Subject: Re: Dropping UDP packets in heavy traffic
To: Rafal Boni <firstname.lastname@example.org>
From: John F. Woods <email@example.com>
Date: 01/18/1995 09:40:33
First several packets go out OK, but as soon as the card's memory
buffers fill up, and the driver raises OACTIVE [the driver "cheats"
with OACTIVE much the same way that the "ed" driver does, in that
it only raises OACTIVE when it has actually filled all the on-card
buffers] packets start getting dropped all over the floor [what a
mess!]. Quite a few packets, ranging up to the 1000's are dropped
before the card catches up.
I realize that UDP is an inherently unreliable protocol, but should
the kernel be dropping UDP packets so soon? I don't see this happen
when I use the HP9k, Sparc or RS6k as the sending piece of the link..
I think you're not looking hard enough if you don't see it on those machines.
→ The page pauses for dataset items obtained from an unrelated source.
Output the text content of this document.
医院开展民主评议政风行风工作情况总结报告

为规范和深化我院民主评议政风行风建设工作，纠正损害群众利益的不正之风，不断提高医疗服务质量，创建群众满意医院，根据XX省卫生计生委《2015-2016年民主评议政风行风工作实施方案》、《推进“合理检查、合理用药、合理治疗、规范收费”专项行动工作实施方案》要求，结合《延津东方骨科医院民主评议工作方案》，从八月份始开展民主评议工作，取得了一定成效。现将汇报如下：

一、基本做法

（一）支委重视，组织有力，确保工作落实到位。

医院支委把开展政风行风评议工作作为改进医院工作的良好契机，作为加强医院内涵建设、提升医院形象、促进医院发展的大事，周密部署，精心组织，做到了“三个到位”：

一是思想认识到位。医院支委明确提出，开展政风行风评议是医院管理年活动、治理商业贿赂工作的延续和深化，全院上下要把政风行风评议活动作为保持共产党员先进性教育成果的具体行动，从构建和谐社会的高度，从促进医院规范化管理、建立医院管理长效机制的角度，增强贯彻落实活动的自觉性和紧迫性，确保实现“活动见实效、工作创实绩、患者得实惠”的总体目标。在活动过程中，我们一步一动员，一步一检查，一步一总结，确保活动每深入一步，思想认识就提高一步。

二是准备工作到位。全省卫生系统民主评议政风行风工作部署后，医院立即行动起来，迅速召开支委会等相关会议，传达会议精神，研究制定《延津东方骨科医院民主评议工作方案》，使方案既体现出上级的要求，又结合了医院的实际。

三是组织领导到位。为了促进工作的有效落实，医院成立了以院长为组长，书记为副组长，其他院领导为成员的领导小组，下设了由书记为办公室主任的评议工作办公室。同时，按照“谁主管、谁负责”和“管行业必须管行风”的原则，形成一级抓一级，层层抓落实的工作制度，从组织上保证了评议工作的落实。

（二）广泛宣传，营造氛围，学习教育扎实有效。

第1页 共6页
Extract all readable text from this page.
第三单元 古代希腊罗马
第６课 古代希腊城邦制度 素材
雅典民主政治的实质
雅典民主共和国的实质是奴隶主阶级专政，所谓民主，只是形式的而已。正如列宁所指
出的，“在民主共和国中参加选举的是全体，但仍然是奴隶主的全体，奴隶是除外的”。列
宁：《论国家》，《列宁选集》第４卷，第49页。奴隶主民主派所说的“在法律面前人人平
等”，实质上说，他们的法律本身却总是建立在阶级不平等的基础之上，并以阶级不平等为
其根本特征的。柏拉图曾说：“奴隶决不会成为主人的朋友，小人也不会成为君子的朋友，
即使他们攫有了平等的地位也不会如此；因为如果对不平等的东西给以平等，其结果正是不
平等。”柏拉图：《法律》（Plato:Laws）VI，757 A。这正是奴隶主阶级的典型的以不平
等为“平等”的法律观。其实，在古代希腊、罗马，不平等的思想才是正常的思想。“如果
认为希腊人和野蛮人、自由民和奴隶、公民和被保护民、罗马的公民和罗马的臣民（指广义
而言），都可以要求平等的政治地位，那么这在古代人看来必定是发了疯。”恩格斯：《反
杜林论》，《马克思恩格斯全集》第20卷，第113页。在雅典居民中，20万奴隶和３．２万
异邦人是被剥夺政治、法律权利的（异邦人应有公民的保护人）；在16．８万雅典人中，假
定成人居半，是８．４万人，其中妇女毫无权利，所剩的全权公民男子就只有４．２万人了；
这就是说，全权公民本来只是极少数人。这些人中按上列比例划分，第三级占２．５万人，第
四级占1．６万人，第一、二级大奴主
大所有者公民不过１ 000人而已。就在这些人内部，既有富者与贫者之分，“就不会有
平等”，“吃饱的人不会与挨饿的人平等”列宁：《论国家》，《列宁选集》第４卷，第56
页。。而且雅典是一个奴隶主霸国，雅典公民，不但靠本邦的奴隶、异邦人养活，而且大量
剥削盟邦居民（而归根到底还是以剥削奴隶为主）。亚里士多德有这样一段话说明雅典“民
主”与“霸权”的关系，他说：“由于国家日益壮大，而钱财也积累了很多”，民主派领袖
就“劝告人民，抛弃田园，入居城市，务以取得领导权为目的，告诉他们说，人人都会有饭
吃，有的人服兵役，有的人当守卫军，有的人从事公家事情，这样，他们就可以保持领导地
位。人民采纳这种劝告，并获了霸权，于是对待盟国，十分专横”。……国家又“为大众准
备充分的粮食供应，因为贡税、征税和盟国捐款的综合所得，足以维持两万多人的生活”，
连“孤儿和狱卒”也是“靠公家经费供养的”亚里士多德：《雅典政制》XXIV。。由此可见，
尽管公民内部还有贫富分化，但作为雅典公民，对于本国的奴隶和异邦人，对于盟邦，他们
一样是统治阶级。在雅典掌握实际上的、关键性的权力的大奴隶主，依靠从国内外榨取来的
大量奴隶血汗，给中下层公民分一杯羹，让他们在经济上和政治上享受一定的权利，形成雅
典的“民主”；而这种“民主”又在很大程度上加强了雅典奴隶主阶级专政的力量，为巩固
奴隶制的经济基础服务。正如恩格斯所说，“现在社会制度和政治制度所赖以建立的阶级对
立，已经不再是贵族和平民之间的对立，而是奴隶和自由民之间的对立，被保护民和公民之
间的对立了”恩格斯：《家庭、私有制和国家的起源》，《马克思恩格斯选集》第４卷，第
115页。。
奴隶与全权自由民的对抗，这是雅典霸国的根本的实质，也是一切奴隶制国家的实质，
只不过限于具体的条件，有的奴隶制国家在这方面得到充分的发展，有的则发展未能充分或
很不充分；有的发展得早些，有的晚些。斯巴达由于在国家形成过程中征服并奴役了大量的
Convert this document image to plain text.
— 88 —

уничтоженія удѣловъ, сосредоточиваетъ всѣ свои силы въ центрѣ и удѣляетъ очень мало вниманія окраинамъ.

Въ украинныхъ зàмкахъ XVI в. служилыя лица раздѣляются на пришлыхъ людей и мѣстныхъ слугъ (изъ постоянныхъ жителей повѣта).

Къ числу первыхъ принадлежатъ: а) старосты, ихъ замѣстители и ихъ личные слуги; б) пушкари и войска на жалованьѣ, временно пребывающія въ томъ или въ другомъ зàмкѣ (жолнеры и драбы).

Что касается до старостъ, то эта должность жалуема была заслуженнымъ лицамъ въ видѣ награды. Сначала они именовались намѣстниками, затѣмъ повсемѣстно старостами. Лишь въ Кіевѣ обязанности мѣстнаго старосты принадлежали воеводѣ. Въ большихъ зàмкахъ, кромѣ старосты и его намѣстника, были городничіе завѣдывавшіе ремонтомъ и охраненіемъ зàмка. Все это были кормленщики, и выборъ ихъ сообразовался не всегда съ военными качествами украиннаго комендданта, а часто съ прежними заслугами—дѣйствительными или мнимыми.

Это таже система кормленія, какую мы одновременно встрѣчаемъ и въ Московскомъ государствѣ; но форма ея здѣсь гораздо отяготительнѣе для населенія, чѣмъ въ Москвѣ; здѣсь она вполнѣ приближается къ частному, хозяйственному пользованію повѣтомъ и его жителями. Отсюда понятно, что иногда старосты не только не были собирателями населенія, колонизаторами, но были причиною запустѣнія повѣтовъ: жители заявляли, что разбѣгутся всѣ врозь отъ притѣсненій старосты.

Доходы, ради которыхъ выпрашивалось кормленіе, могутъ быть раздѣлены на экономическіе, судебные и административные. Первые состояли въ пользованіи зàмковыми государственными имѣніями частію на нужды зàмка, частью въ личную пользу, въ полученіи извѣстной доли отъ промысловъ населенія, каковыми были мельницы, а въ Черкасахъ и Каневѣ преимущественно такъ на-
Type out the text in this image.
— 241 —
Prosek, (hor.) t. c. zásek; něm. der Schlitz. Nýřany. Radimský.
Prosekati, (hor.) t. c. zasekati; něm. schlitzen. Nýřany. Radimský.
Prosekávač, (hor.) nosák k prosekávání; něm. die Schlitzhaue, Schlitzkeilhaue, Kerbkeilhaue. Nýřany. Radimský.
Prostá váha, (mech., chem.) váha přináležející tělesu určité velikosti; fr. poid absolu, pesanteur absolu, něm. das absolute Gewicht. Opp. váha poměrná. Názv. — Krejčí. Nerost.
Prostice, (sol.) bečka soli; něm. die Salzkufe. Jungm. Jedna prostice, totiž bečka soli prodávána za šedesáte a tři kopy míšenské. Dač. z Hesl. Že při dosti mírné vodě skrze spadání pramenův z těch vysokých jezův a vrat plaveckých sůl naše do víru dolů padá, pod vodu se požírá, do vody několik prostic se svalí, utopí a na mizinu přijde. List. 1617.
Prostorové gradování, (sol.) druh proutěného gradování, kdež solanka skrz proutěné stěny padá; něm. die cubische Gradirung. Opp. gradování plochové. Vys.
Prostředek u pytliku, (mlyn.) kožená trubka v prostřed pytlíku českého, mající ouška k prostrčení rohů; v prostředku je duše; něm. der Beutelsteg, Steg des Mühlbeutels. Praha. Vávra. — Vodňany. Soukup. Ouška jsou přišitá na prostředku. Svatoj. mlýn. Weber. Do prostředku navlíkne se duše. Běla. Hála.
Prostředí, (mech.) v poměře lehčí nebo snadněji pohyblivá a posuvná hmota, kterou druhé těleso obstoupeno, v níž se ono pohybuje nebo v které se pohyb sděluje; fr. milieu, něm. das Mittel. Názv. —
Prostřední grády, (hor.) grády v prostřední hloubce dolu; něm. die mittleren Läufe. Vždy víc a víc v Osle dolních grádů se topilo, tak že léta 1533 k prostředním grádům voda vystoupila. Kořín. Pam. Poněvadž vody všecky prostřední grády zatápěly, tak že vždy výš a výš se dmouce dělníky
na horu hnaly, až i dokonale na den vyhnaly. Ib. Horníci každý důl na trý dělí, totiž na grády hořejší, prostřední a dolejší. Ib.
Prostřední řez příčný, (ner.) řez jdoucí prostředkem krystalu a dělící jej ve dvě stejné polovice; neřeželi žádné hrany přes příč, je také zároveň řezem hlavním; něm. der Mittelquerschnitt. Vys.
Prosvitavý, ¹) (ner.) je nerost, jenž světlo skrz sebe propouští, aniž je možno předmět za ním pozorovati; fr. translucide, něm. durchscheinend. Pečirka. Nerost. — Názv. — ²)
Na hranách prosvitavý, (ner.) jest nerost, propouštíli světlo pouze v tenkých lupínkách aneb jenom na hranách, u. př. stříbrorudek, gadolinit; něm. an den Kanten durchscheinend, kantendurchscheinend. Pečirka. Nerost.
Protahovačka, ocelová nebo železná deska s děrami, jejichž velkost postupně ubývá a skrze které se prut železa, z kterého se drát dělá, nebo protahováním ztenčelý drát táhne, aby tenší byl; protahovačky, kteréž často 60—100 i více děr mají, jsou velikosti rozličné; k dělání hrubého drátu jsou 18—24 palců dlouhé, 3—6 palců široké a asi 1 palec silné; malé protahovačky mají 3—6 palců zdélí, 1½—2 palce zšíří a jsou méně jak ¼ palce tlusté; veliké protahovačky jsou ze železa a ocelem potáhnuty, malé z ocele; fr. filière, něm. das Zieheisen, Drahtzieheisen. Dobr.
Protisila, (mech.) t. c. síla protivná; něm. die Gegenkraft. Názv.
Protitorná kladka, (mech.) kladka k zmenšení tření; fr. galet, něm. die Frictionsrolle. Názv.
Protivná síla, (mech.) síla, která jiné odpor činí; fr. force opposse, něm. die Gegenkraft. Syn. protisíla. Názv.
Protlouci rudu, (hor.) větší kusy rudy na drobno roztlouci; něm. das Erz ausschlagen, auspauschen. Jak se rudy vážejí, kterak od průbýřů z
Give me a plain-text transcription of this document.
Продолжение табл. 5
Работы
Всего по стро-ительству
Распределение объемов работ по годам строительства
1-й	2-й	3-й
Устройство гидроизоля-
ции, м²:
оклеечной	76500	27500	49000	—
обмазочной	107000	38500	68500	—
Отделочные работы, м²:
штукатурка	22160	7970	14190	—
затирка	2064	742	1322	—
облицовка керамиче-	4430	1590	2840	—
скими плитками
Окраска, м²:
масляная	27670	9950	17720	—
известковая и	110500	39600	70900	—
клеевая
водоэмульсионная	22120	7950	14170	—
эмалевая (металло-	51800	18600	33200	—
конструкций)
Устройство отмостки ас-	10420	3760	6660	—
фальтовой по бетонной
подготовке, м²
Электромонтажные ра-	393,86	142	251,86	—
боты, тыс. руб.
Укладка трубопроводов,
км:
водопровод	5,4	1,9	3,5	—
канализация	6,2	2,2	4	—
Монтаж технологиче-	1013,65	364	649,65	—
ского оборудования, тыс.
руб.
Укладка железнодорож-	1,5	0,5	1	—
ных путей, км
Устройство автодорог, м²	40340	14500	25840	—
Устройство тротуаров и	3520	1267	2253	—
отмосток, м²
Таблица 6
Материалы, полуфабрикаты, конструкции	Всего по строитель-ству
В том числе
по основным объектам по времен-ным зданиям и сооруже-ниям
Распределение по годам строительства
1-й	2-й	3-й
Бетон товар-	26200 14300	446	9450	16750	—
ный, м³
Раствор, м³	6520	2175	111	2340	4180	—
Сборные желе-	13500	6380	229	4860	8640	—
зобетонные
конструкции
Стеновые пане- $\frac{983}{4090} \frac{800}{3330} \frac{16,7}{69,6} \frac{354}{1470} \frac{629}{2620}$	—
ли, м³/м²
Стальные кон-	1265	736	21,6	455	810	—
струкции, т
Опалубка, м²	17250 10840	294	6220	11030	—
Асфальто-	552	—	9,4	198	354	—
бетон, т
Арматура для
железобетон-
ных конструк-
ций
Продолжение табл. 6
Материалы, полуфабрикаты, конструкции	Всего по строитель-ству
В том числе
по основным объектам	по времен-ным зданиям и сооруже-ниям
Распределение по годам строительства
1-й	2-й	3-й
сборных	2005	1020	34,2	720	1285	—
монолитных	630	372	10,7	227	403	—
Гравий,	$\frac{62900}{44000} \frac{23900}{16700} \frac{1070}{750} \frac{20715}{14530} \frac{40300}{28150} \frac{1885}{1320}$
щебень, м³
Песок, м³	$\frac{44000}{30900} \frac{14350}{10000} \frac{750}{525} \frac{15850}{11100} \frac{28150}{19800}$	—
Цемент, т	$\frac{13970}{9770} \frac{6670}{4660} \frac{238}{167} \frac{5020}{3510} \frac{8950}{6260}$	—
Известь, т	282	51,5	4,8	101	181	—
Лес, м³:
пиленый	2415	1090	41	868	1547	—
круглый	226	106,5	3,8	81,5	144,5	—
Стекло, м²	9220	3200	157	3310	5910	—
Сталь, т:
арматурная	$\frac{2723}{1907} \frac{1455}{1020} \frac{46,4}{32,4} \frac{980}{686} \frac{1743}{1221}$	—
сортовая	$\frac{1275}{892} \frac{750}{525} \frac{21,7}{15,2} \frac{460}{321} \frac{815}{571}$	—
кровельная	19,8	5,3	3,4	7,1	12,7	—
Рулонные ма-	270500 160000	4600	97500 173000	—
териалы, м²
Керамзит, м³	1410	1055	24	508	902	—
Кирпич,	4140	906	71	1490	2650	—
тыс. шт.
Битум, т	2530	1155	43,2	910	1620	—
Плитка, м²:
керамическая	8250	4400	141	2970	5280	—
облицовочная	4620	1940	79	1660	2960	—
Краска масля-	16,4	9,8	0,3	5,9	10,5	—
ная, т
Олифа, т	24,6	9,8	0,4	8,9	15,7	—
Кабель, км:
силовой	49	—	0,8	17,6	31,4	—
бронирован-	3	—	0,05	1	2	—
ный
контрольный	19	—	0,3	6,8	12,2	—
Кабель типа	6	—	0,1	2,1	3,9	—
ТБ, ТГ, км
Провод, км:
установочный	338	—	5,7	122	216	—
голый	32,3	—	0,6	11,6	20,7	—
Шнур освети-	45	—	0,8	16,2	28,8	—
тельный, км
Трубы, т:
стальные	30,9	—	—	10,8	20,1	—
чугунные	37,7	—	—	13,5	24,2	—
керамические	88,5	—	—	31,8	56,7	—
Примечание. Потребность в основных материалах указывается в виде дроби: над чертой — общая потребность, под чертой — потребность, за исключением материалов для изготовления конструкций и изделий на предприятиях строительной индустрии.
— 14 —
There is no flow control mechanism available for UDP, and by convention
a write to a UDP socket when the output device is jammed discards the packet;
the kernel is willing to queue up some small number of mbufs on an OACTIVE
interface (usually 50, see IFQ_MAXLEN in /sys/net/if.[ch]), and after that,
they go on the floor. An HP9000 should *certainly* be able to create UDP
packets faster than they can be transmitted, and I know that I've seen Sparcs
do that (with ttcp, even).
Indeed, in this case, the card will never "catch up" unless ttcp either exits
or swaps out, and for a long ttcp run, thousands of dropped packets aren't
too improbable. The most important question is whether the throughput equals
the media rate: if you're seeing thousands of dropped packets with a
throughput of 100KB/s, then the card or driver is spending way too much time
processing packets. If you're getting 800KB/s or better, then the discards
are because you used UDP, not because the driver or card is bad. But in
either case, discards are to be expected.